The Prophet
Jesus and the Renewal of Israel: Moving beyond a diversionary
debate
Richard Horsley
Eerdmans £12.99
(978-0-8028-6807-7)
Church Times Bookshop £11.70 (Use
code CT356)
Jesus, Criteria,
and the Demise of Authenticity
Chris Keith and Anthony Le Donne,
editors
T. & T. Clark £19.99
(978-0-567-37723-4)
Church Times Bookshop £18 (Use code
CT356)
RICHARD HORSLEY, author of several books on different aspects of
historical-Jesus research, rejects the schema championed by many
since Schweitzer and Bultmann that Jesus was fundamentally an
eschatological prophet, foretelling the imminent end of the world
under the image of a universal catastrophe and the beginning of a
new order of things.
He rejects also the commonly
held view among scholars that this imagery was current in the
writing of Judaism contemporary with Jesus.

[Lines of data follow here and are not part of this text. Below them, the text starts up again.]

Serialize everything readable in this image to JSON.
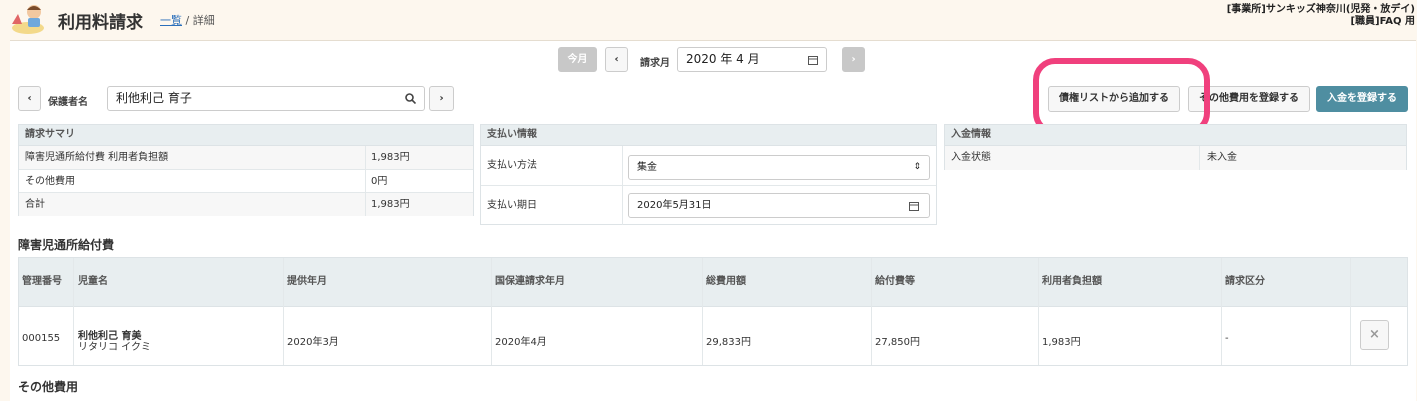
{
  "header": {
    "title": "利用料請求",
    "breadcrumb_link": "一覧",
    "breadcrumb_sep": "/",
    "breadcrumb_current": "詳細",
    "office": "[事業所]サンキッズ神奈川(児発・放デイ)",
    "user": "[職員]FAQ 用"
  },
  "month_nav": {
    "today_label": "今月",
    "prev_icon": "chevron-left",
    "label": "請求月",
    "value": "2020 年 4 月",
    "next_icon": "chevron-right"
  },
  "guardian": {
    "prev_icon": "chevron-left",
    "label": "保護者名",
    "value": "利他利己 育子",
    "next_icon": "chevron-right"
  },
  "actions": {
    "add_from_credit": "債権リストから追加する",
    "register_other": "その他費用を登録する",
    "register_payment": "入金を登録する"
  },
  "summary": {
    "heading": "請求サマリ",
    "rows": [
      {
        "label": "障害児通所給付費 利用者負担額",
        "value": "1,983円"
      },
      {
        "label": "その他費用",
        "value": "0円"
      },
      {
        "label": "合計",
        "value": "1,983円"
      }
    ]
  },
  "payment": {
    "heading": "支払い情報",
    "method_label": "支払い方法",
    "method_value": "集金",
    "due_label": "支払い期日",
    "due_value": "2020年5月31日"
  },
  "deposit": {
    "heading": "入金情報",
    "status_label": "入金状態",
    "status_value": "未入金"
  },
  "benefit": {
    "heading": "障害児通所給付費",
    "columns": [
      "管理番号",
      "児童名",
      "提供年月",
      "国保連請求年月",
      "総費用額",
      "給付費等",
      "利用者負担額",
      "請求区分"
    ],
    "row": {
      "id": "000155",
      "child_name": "利他利己 育美",
      "child_kana": "リタリコ イクミ",
      "service_month": "2020年3月",
      "claim_month": "2020年4月",
      "total": "29,833円",
      "benefit": "27,850円",
      "user_charge": "1,983円",
      "category": "-"
    }
  },
  "other_costs": {
    "heading": "その他費用"
  },
  "colors": {
    "accent": "#4f8ea1",
    "highlight": "#f0407d",
    "background": "#fdf7ee"
  }
}
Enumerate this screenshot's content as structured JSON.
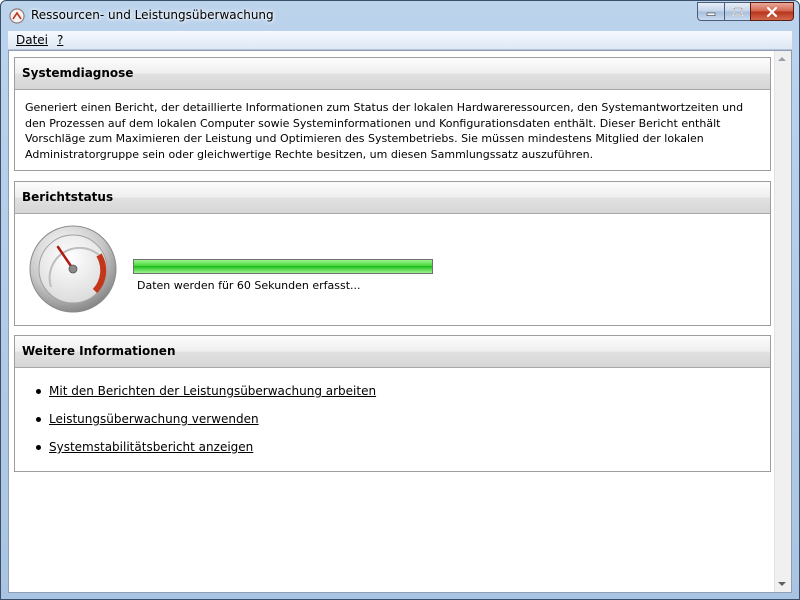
{
  "window": {
    "title": "Ressourcen- und Leistungsüberwachung",
    "icon": "performance-monitor-icon"
  },
  "menu": {
    "file": "Datei",
    "help": "?"
  },
  "system_diagnosis": {
    "heading": "Systemdiagnose",
    "description": "Generiert einen Bericht, der detaillierte Informationen zum Status der lokalen Hardwareressourcen, den Systemantwortzeiten und den Prozessen auf dem lokalen Computer sowie Systeminformationen und Konfigurationsdaten enthält. Dieser Bericht enthält Vorschläge zum Maximieren der Leistung und Optimieren des Systembetriebs. Sie müssen mindestens Mitglied der lokalen Administratorgruppe sein oder gleichwertige Rechte besitzen, um diesen Sammlungssatz auszuführen."
  },
  "report_status": {
    "heading": "Berichtstatus",
    "progress": 1.0,
    "status_text": "Daten werden für 60 Sekunden erfasst...",
    "icon": "gauge-icon"
  },
  "more_info": {
    "heading": "Weitere Informationen",
    "links": [
      "Mit den Berichten der Leistungsüberwachung arbeiten",
      "Leistungsüberwachung verwenden",
      "Systemstabilitätsbericht anzeigen"
    ]
  },
  "colors": {
    "progress_green": "#2fcb2a",
    "gauge_red": "#c4361a"
  }
}
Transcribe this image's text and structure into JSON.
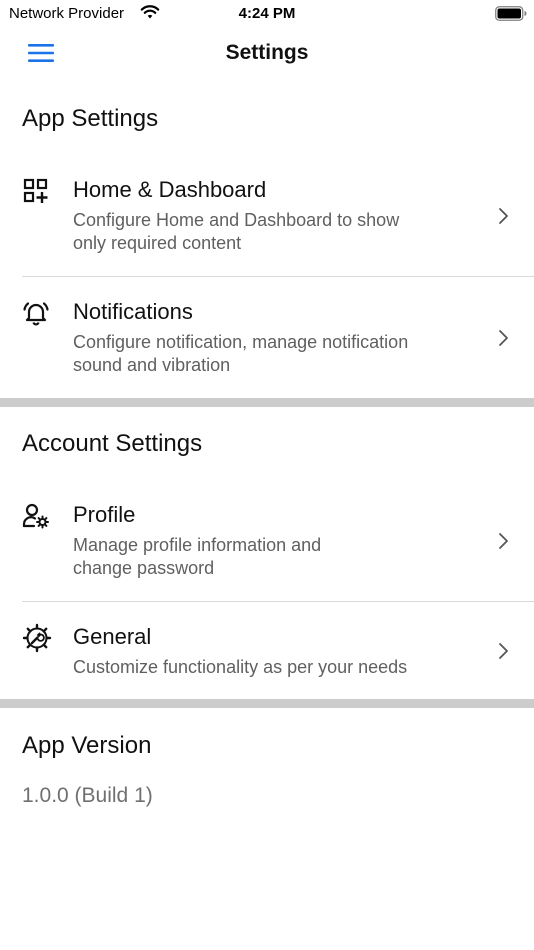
{
  "status_bar": {
    "carrier": "Network Provider",
    "time": "4:24 PM",
    "wifi_icon": "wifi-icon",
    "battery_icon": "battery-icon"
  },
  "nav": {
    "title": "Settings",
    "menu_icon": "hamburger-menu-icon",
    "accent_color": "#1a73e8"
  },
  "app_settings": {
    "title": "App Settings",
    "items": [
      {
        "label": "Home & Dashboard",
        "desc_line1": "Configure Home and Dashboard to show",
        "desc_line2": "only required content",
        "icon": "dashboard-grid-icon"
      },
      {
        "label": "Notifications",
        "desc_line1": "Configure notification, manage notification",
        "desc_line2": "sound and vibration",
        "icon": "bell-icon"
      }
    ]
  },
  "account_settings": {
    "title": "Account Settings",
    "items": [
      {
        "label": "Profile",
        "desc_line1": "Manage profile information and",
        "desc_line2": "change password",
        "icon": "user-gear-icon"
      },
      {
        "label": "General",
        "desc_line1": "Customize functionality as per your needs",
        "desc_line2": "",
        "icon": "settings-wrench-icon"
      }
    ]
  },
  "app_version": {
    "title": "App Version",
    "value": "1.0.0 (Build 1)"
  }
}
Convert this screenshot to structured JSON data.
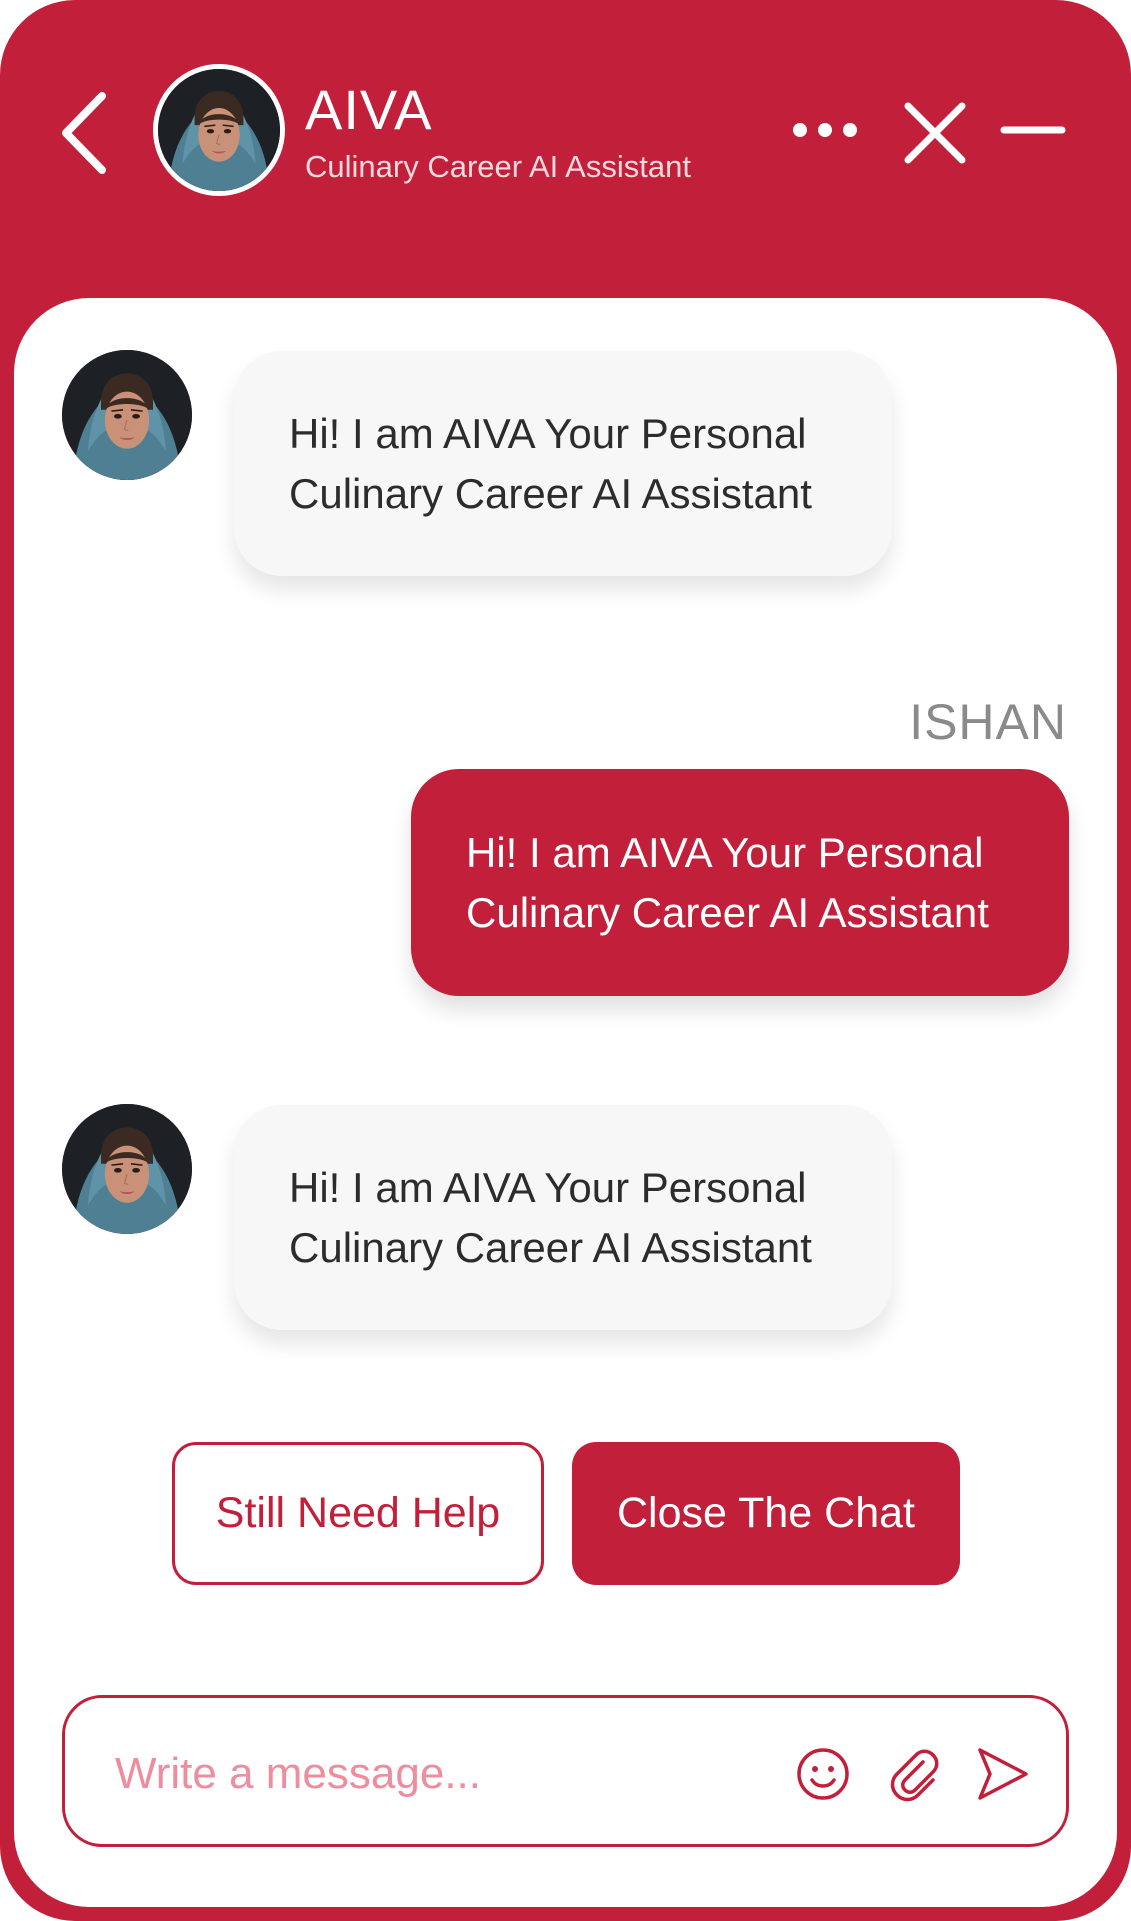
{
  "colors": {
    "brand": "#C21F3A",
    "bot_bubble": "#F7F7F7",
    "placeholder": "#EE8D9E"
  },
  "header": {
    "title": "AIVA",
    "subtitle": "Culinary Career AI Assistant",
    "icons": [
      "back-arrow-icon",
      "more-options-icon",
      "close-icon",
      "minimize-icon"
    ]
  },
  "messages": [
    {
      "sender": "bot",
      "lines": [
        "Hi! I am AIVA Your Personal",
        "Culinary Career AI Assistant"
      ]
    },
    {
      "sender": "user",
      "name": "ISHAN",
      "lines": [
        "Hi! I am AIVA Your Personal",
        "Culinary Career AI Assistant"
      ]
    },
    {
      "sender": "bot",
      "lines": [
        "Hi! I am AIVA Your Personal",
        "Culinary Career AI Assistant"
      ]
    }
  ],
  "actions": {
    "still_need_help": "Still Need Help",
    "close_chat": "Close The Chat"
  },
  "composer": {
    "placeholder": "Write a message...",
    "value": "",
    "icons": [
      "emoji-icon",
      "attachment-icon",
      "send-icon"
    ]
  }
}
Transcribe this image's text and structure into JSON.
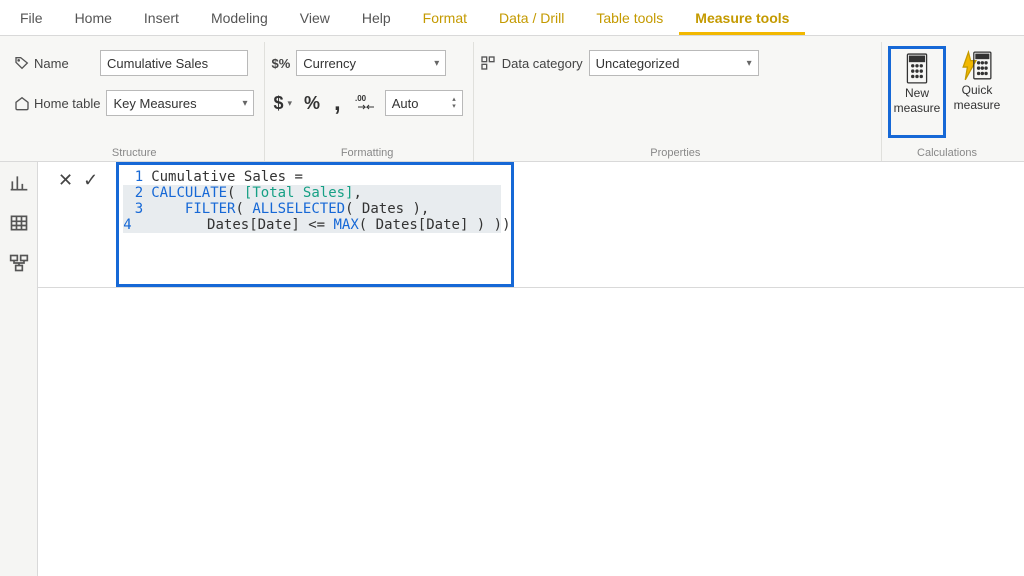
{
  "menubar": {
    "items": [
      {
        "label": "File",
        "kind": "file"
      },
      {
        "label": "Home"
      },
      {
        "label": "Insert"
      },
      {
        "label": "Modeling"
      },
      {
        "label": "View"
      },
      {
        "label": "Help"
      },
      {
        "label": "Format",
        "kind": "accent"
      },
      {
        "label": "Data / Drill",
        "kind": "accent"
      },
      {
        "label": "Table tools",
        "kind": "accent"
      },
      {
        "label": "Measure tools",
        "kind": "active"
      }
    ]
  },
  "ribbon": {
    "structure": {
      "group_label": "Structure",
      "name_label": "Name",
      "name_value": "Cumulative Sales",
      "home_table_label": "Home table",
      "home_table_value": "Key Measures"
    },
    "formatting": {
      "group_label": "Formatting",
      "format_prefix": "$%",
      "format_value": "Currency",
      "decimals_value": "Auto",
      "btn_currency": "$",
      "btn_percent": "%",
      "btn_thousands": ",",
      "btn_dec": ".00"
    },
    "properties": {
      "group_label": "Properties",
      "data_category_label": "Data category",
      "data_category_value": "Uncategorized"
    },
    "calculations": {
      "group_label": "Calculations",
      "new_measure_line1": "New",
      "new_measure_line2": "measure",
      "quick_measure_line1": "Quick",
      "quick_measure_line2": "measure"
    }
  },
  "formula": {
    "lines": [
      {
        "n": "1",
        "tokens": [
          {
            "t": "Cumulative Sales = ",
            "c": "txt"
          }
        ]
      },
      {
        "n": "2",
        "tokens": [
          {
            "t": "CALCULATE",
            "c": "fn"
          },
          {
            "t": "( ",
            "c": "txt"
          },
          {
            "t": "[Total Sales]",
            "c": "col"
          },
          {
            "t": ",",
            "c": "txt"
          }
        ]
      },
      {
        "n": "3",
        "tokens": [
          {
            "t": "    ",
            "c": "txt"
          },
          {
            "t": "FILTER",
            "c": "fn"
          },
          {
            "t": "( ",
            "c": "txt"
          },
          {
            "t": "ALLSELECTED",
            "c": "fn"
          },
          {
            "t": "( Dates ),",
            "c": "txt"
          }
        ]
      },
      {
        "n": "4",
        "tokens": [
          {
            "t": "        Dates[Date] <= ",
            "c": "txt"
          },
          {
            "t": "MAX",
            "c": "fn"
          },
          {
            "t": "( Dates[Date] ) ))",
            "c": "txt"
          }
        ]
      }
    ]
  }
}
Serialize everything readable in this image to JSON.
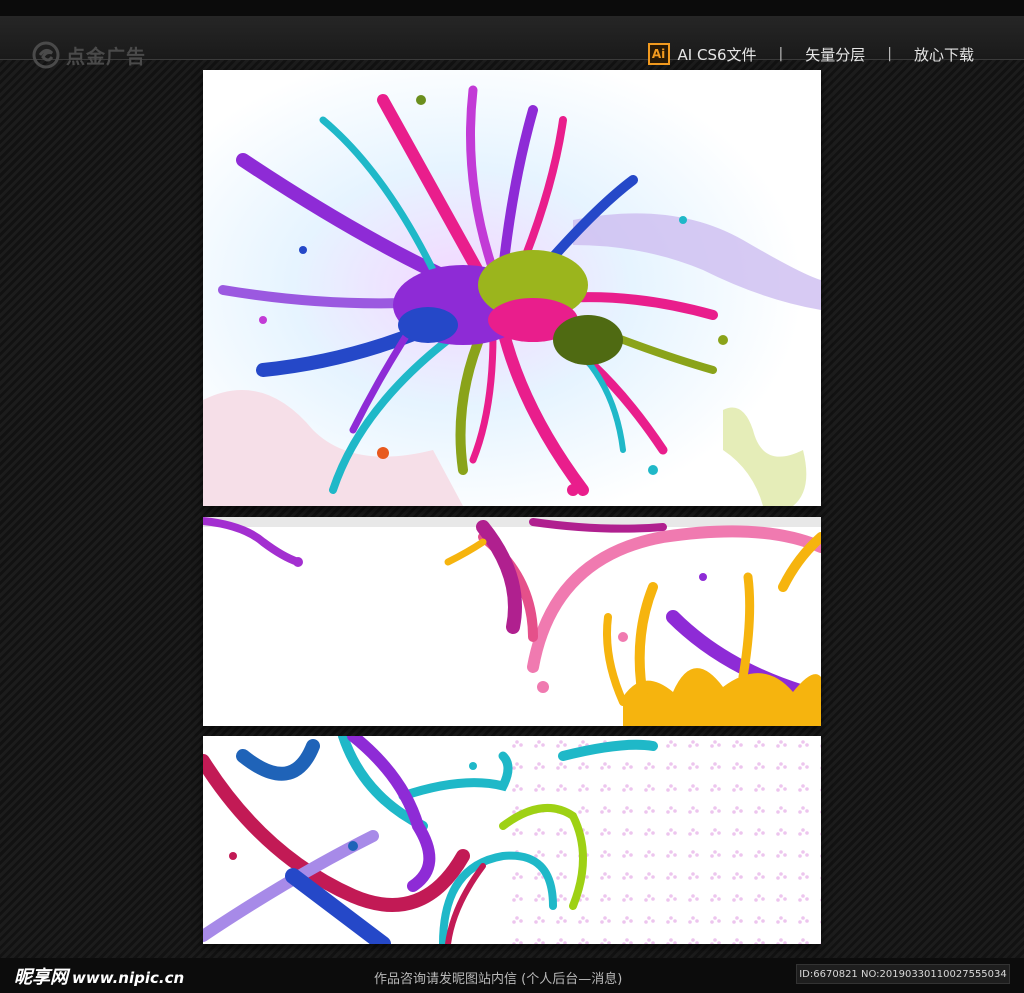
{
  "header": {
    "logo_text": "点金广告",
    "format_badge": "Ai",
    "format_label": "AI CS6文件",
    "separator": "|",
    "link_layers": "矢量分层",
    "link_download": "放心下载"
  },
  "footer": {
    "site_logo": "昵享网",
    "site_url": "www.nipic.cn",
    "contact_note": "作品咨询请发昵图站内信 (个人后台—消息)",
    "image_id": "ID:6670821 NO:20190330110027555034"
  },
  "colors": {
    "magenta": "#e91e8c",
    "purple": "#8e2bd6",
    "cyan": "#1fb8c8",
    "blue": "#2548c8",
    "olive": "#8aa31a",
    "yellow": "#f6b40e",
    "pink": "#f07ab0"
  },
  "icons": {
    "logo": "swirl-logo-icon",
    "ai_file": "ai-file-icon"
  }
}
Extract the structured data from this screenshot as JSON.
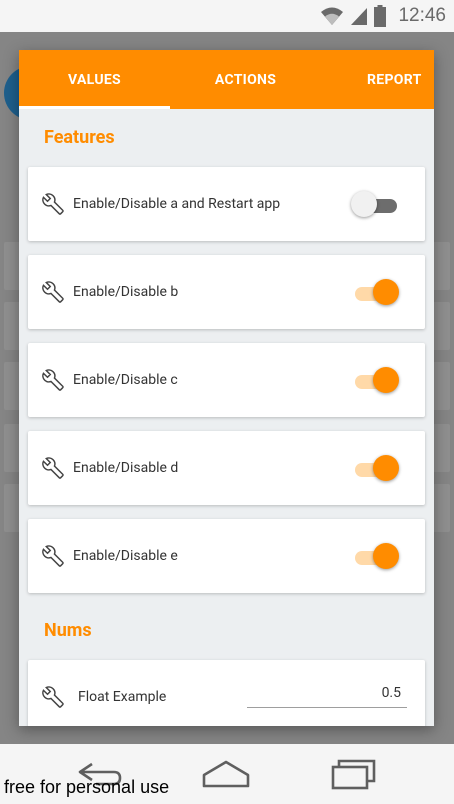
{
  "status_bar": {
    "time": "12:46",
    "icons": [
      "wifi-icon",
      "signal-icon",
      "battery-icon"
    ]
  },
  "dialog": {
    "tabs": [
      {
        "label": "VALUES",
        "selected": true
      },
      {
        "label": "ACTIONS",
        "selected": false
      },
      {
        "label": "REPORT",
        "selected": false
      }
    ],
    "sections": {
      "features": {
        "title": "Features",
        "items": [
          {
            "label": "Enable/Disable a and Restart app",
            "enabled": false
          },
          {
            "label": "Enable/Disable b",
            "enabled": true
          },
          {
            "label": "Enable/Disable c",
            "enabled": true
          },
          {
            "label": "Enable/Disable d",
            "enabled": true
          },
          {
            "label": "Enable/Disable e",
            "enabled": true
          }
        ]
      },
      "nums": {
        "title": "Nums",
        "items": [
          {
            "label": "Float Example",
            "value": "0.5"
          }
        ]
      }
    }
  },
  "nav_bar": {
    "buttons": [
      "back-icon",
      "home-icon",
      "recents-icon"
    ]
  },
  "watermark": "free for personal use",
  "colors": {
    "accent": "#ff8c00",
    "track_on": "#ffd9a8",
    "dialog_bg": "#eceff1"
  }
}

The whole attempt to
discover the thought and mission of Jesus from straining out the
truly authentic sayings of Jesus is mistaken.
Instead, he was "generating
a movement of the renewal of Israel against the rulers of Israel",
represented by "the representatives of the temple-state, the
scribes and Pharisees". The whole apocalyptic scenario is "a
synthetic modern construct", and the focus is really on the
conflict between Jesus and the Jerusalem and Roman leaders. His aim
was to liberate the people from their economically desperate
plight, a "disintegrating society of people at each other's
throats", by a return to the covenant. The prophetic message of
Jesus was in the line of such prophets as Amos and Jeremiah.
Much of this message has
already been expressed in Professor Horsley's 1993 book, Jesus
and the Spiral of Violence. As is often true of veteran
scholars, the author does not always express his evidence fully,
relying on generalisations presumed established in his earlier
works. Readers unfamiliar with these works might be grateful for
clearer evidence that the plight of the people was really so
desperate, and that the scribes and Pharisees (who took no part in
the arrest and execution of Jesus) were representatives of the
temple-state, and even that Jesus was acting to remove the Roman
leaders.
It might also have been
helpful to explain how Jesus acquired a convincing reputation as a
healer without actually effecting any healings. It is also puzzling
that his crucifixion "may well have been one of the factors that
led some of his followers" to believe that he had been "vindicated
by God in resurrection".
The title of the second book
could mislead the unwary. It is a study in research for the
historical Jesus, and sets out to signal the demise of the
criteria, widely used since the era of form criticism, to establish
the authenticity of words and actions of Jesus. Essays by a
distinguished team of scholars show that each of the criteria is
either unworkable or unfit for purpose. They are, as Chris Keith
points out, too dependent on the historical assumptions of form
criticism to survive the supersession of that movement.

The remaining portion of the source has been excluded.